Notfallzentrum ist bereit

Zell. Als in einem Waldstück bei Altlay eine Rauchgasgranate aus dem Zweiten Weltkrieg explodiert ist und Einsatzkräfte der Polizei und der Freiwilligen Feuerwehr sowie einige Anwohner dem austretenden Rauch ausgesetzt waren, startete das Notfallzentrum des Klinikums Mittelmosel eine koordinierte Rettungsaktion.
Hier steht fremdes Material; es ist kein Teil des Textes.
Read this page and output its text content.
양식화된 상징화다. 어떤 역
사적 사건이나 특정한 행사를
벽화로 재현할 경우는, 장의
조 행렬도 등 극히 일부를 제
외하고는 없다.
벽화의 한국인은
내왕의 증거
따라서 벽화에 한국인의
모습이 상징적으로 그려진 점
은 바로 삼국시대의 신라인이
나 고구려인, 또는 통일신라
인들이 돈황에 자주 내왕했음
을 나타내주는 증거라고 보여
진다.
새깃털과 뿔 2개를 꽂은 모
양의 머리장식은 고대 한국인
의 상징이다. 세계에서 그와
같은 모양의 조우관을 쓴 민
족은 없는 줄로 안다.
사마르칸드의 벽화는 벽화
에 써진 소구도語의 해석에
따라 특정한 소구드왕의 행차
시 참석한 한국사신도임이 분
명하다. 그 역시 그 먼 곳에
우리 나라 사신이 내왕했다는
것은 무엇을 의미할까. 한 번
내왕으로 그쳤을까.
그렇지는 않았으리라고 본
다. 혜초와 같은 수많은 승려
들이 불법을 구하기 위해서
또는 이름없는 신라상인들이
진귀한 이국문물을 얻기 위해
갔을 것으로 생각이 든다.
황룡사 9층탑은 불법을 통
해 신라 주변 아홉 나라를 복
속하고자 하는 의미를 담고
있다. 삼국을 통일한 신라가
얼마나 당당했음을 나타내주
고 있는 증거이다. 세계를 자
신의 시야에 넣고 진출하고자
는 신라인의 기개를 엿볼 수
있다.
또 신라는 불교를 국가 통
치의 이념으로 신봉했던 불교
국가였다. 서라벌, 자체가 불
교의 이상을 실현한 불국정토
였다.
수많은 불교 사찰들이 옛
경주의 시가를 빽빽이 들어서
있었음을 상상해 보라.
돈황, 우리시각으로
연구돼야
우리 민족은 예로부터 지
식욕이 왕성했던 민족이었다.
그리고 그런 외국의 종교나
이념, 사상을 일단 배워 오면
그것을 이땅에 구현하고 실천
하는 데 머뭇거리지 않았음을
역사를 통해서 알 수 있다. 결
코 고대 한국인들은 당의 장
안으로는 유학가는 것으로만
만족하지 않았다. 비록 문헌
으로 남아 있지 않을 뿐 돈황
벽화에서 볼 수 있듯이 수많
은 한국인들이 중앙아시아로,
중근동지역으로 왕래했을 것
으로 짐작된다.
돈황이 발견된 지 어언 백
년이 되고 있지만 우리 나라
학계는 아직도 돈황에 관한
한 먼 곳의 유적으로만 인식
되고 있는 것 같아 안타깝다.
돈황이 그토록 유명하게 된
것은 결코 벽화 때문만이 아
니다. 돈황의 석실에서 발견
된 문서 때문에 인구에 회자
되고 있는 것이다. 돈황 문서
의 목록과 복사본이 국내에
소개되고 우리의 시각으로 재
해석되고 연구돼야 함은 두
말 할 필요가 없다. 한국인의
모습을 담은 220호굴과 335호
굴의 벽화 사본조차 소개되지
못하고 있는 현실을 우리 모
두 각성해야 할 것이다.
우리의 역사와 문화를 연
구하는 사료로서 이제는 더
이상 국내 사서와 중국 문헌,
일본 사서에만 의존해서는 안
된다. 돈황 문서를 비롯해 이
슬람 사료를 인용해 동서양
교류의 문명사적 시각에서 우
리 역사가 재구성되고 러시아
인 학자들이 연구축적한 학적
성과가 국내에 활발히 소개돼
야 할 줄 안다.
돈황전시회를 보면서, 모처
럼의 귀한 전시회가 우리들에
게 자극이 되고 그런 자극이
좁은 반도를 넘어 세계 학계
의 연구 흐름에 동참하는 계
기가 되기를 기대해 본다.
Das Notfallzentrum wurde mit der Ankündigung des möglichen Eintreffens mehrerer verletzter Personen in zunächst noch unbekannter Anzahl über das Ereignis informiert. Umgehend wurde die aktuelle Aufnahmekapazität geklärt und der Einsatzleitung vor Ort mitgeteilt. Im nächsten Schritt erfolgten die Vorbereitungsmaßnahmen für die Versorgung und Aufnahme möglicher Verletzter in den Räumen des Notfallzentrums. Gleichzeitig diente der klinikeigene Hubschrauberlandeplatz als Bereitstellungsort für einen von der Integrierten Leitstelle beorderten Rettungshubschrauber in Warteposition. Innerhalb kurzer Zeit standen sechs Ärzte und sechs Pflegekräfte sowie zusätzlich das Personal des Labors und der Röntgenabteilung für die Patientenversorgung bereit. Ab 18.30 Uhr trafen dann durch den Rettungsdienst die Patienten ein. Innerhalb der folgenden zwei Stunden wurden insgesamt 16 Personen versorgt, von denen zwölf zur stationären Überwachung aufgenommen wurden. Glücklicherweise war keiner von ihnen verletzt oder zeigte klinische Zeichen eines Inhalationstraumas, so dass es in allen Fällen nach der Erstuntersuchung um eine vorsorgliche Überwachung ging.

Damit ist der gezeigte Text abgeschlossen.